Luckily I was able to take a little time to save up some funds, and restructure my money a little bit so that after a few months I could quit and take the lower paying job. It really showed me how much better life can be if you build that flexibility into your finances. While I didn’t have a big stash of cash – I had done a lot of things right – like driving an old vehicle even though I could afford a new one, buying a condo that was less money than the bank would give me, and just generally keeping my overhead expenses low. I’m so glad I was able to take the new job opportunity when it was presented to me…
March 20, 2012 at 10:14 am
this is a great post Gail and urgently needed. I fell ill over 3 years ago and used my emergency fund as I had to take time off work in order to recover. Thank goodness for the ef. I have since had several bouts of illness but with an EF to help out, everything has been running smoothly financially that is.

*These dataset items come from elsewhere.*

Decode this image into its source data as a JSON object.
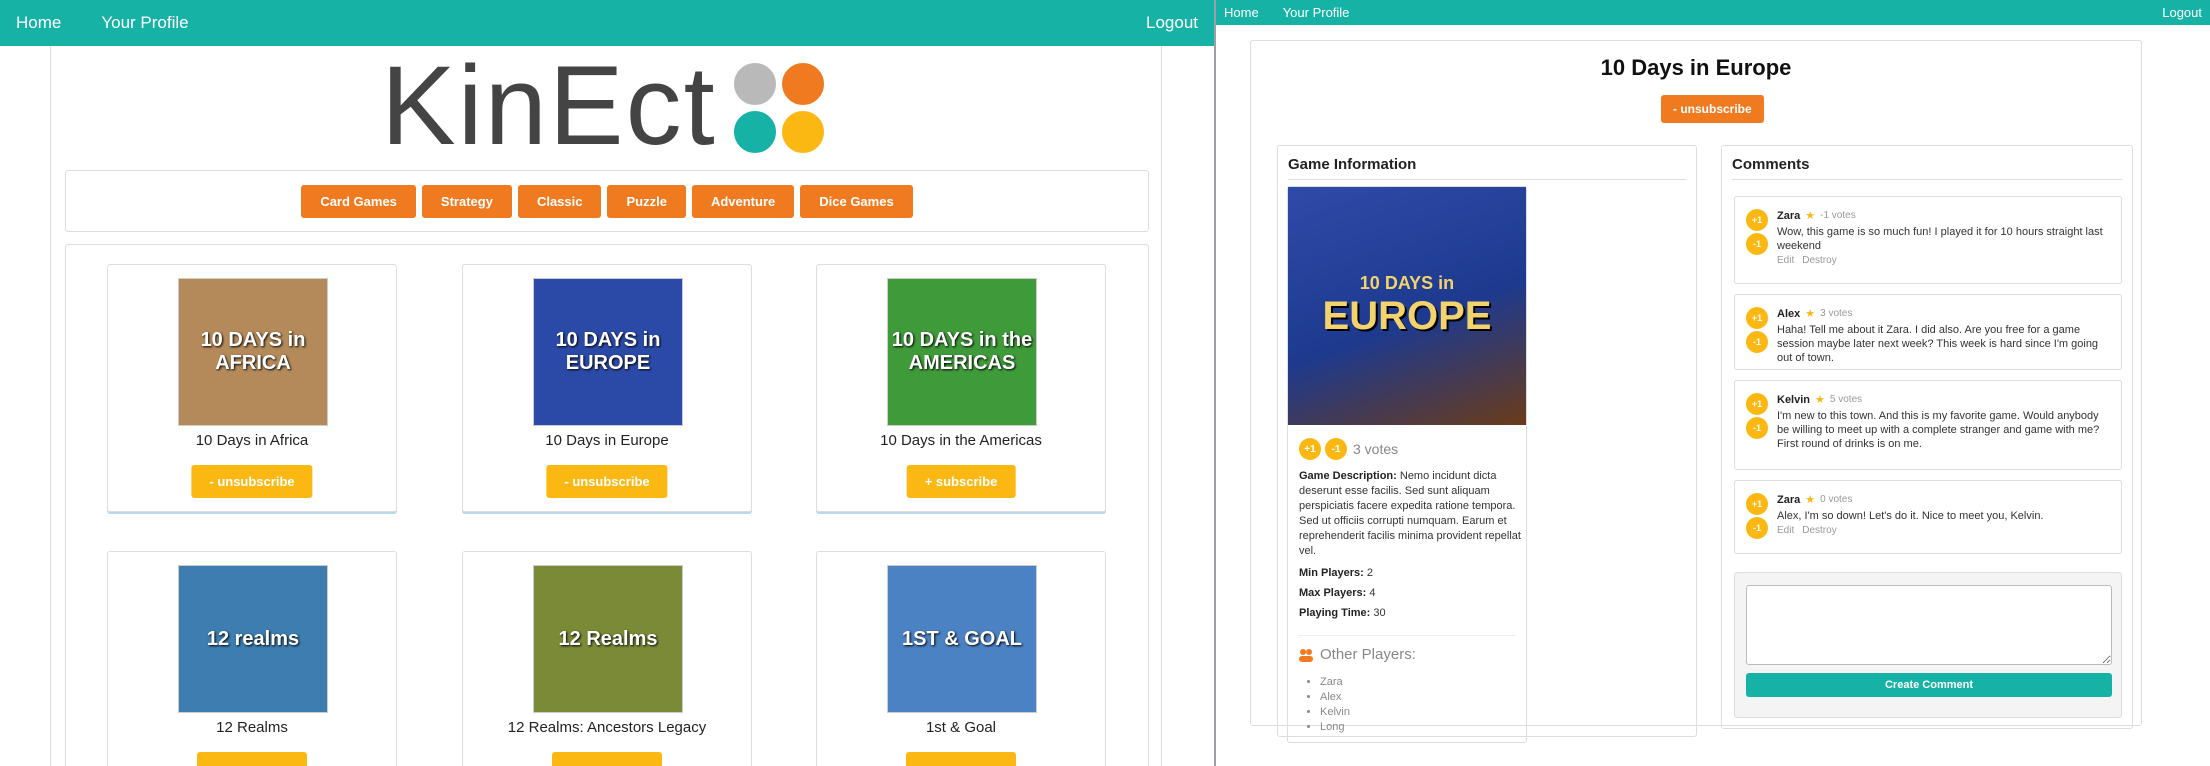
{
  "left": {
    "nav": {
      "home": "Home",
      "profile": "Your Profile",
      "logout": "Logout"
    },
    "logo": {
      "text": "KinEct",
      "dot_colors": [
        "#b9b9b9",
        "#f07a1f",
        "#17b2a6",
        "#fbb813"
      ]
    },
    "categories": [
      "Card Games",
      "Strategy",
      "Classic",
      "Puzzle",
      "Adventure",
      "Dice Games"
    ],
    "games": [
      {
        "title": "10 Days in Africa",
        "cover_text": "10 DAYS in AFRICA",
        "cover_color": "#b48a5a",
        "button": "- unsubscribe"
      },
      {
        "title": "10 Days in Europe",
        "cover_text": "10 DAYS in EUROPE",
        "cover_color": "#2b4aa8",
        "button": "- unsubscribe"
      },
      {
        "title": "10 Days in the Americas",
        "cover_text": "10 DAYS in the AMERICAS",
        "cover_color": "#3f9b3a",
        "button": "+ subscribe"
      },
      {
        "title": "12 Realms",
        "cover_text": "12 realms",
        "cover_color": "#3d7db0",
        "button": ""
      },
      {
        "title": "12 Realms: Ancestors Legacy",
        "cover_text": "12 Realms",
        "cover_color": "#7a8a36",
        "button": ""
      },
      {
        "title": "1st & Goal",
        "cover_text": "1ST & GOAL",
        "cover_color": "#4b82c4",
        "button": ""
      }
    ]
  },
  "right": {
    "nav": {
      "home": "Home",
      "profile": "Your Profile",
      "logout": "Logout"
    },
    "title": "10 Days in Europe",
    "unsubscribe": "- unsubscribe",
    "game_info": {
      "heading": "Game Information",
      "cover_line1": "10 DAYS in",
      "cover_line2": "EUROPE",
      "upvote": "+1",
      "downvote": "-1",
      "votes": "3 votes",
      "description_label": "Game Description:",
      "description": " Nemo incidunt dicta deserunt esse facilis. Sed sunt aliquam perspiciatis facere expedita ratione tempora. Sed ut officiis corrupti numquam. Earum et reprehenderit facilis minima provident repellat vel.",
      "min_players_label": "Min Players:",
      "min_players": " 2",
      "max_players_label": "Max Players:",
      "max_players": " 4",
      "playing_time_label": "Playing Time:",
      "playing_time": " 30",
      "other_players_heading": "Other Players:",
      "other_players": [
        "Zara",
        "Alex",
        "Kelvin",
        "Long"
      ]
    },
    "comments": {
      "heading": "Comments",
      "items": [
        {
          "author": "Zara",
          "votes": "-1 votes",
          "body": "Wow, this game is so much fun! I played it for 10 hours straight last weekend",
          "edit": "Edit",
          "destroy": "Destroy"
        },
        {
          "author": "Alex",
          "votes": "3 votes",
          "body": "Haha! Tell me about it Zara. I did also. Are you free for a game session maybe later next week? This week is hard since I'm going out of town.",
          "edit": "",
          "destroy": ""
        },
        {
          "author": "Kelvin",
          "votes": "5 votes",
          "body": "I'm new to this town. And this is my favorite game. Would anybody be willing to meet up with a complete stranger and game with me? First round of drinks is on me.",
          "edit": "",
          "destroy": ""
        },
        {
          "author": "Zara",
          "votes": "0 votes",
          "body": "Alex, I'm so down! Let's do it. Nice to meet you, Kelvin.",
          "edit": "Edit",
          "destroy": "Destroy"
        }
      ],
      "create_button": "Create Comment"
    }
  }
}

I am in the process of building up my EF again but I know this gives me peace of mind when I need it which is very important for the recovery period of my illness.
March 20, 2012 at 11:09 am
Last Spring, we reach the 2-month EF mark. My husband lost his job a few months later. For those few weeks, we had to regularly go into the EF for little amounts. It was an opportunity for him to start his business. It’s going pretty well, so we’ve stopped going to the EF. I’m happy to say that we’re putting money into the fund again, the same amount as before! We are down at 1 month’s EF but we’re back on track.
I would never, ever go without my emergency fund or without my “planned emergencies” fund!
March 23, 2012 at 3:08 am
[...] This week Gail Vaz-Oxlade talked about the importance of Emergency Funds: One Expense at a Time. [...]
March 23, 2012 at 2:21 pm
I don’t think this really helps it seem any less overwhelming. In your example, It will be 1 year before these people can check off one thing, and 6 years before they can switch to something else. If they’re lucky, they’ll have an emergency fund before they die.